The woman at the desk nodded, and reached for the phone. They stood there for another minute, and then another female officer came clomping down the hall to get them.

“I’m Officer Claiborne Ray,” she said. “Come on back. The other parents are already here.” She beckoned for them to follow. Zoe hurried in front, as if they were walking into a Cambodian prison and she might never see Ruby again.

• • •

The office was small, and seemed even smaller, because in addition to Ruby, Harry, Elizabeth, and Andrew, there was another police officer sitting behind a desk. The guy was young, maybe twenty-five, with a smug look on his face. He was, no doubt, the one who had caught them. Jane wanted to slap him. As if he’d caught actual criminals. He’d probably been promoted from animal control and had just stopped rescuing cats from hoarders’ apartments.
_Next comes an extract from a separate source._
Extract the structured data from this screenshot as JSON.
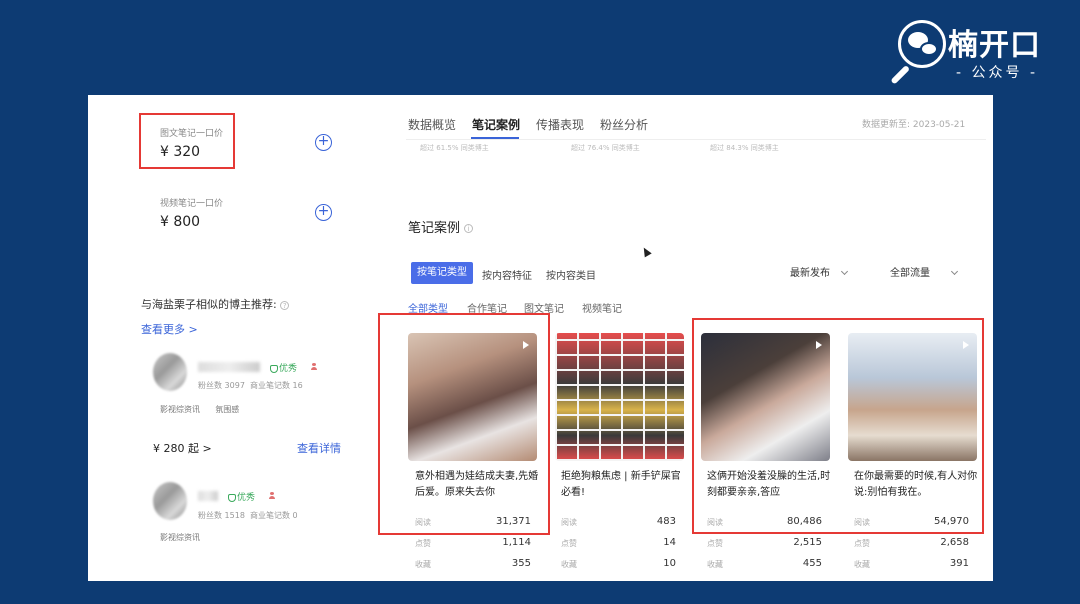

Andrew was rocking back and forth in the chair, which made an irritating squeak. Elizabeth had an arm wrapped around Harry’s shoulders. Ruby was picking at her nails. They all looked up when Jane and Zoe walked in. Ruby waved, unable to force even a fake smile. Andrew shook his head and clenched his jaw.

“Come in,” Officer Ray said.

Zoe dropped quickly into the chair next to Ruby and squeezed her knee. There were no more seats, and so Jane leaned against the wall. She felt Andrew’s and Elizabeth’s angry stares boring into the side of her face so acutely that she put her hand on her cheek.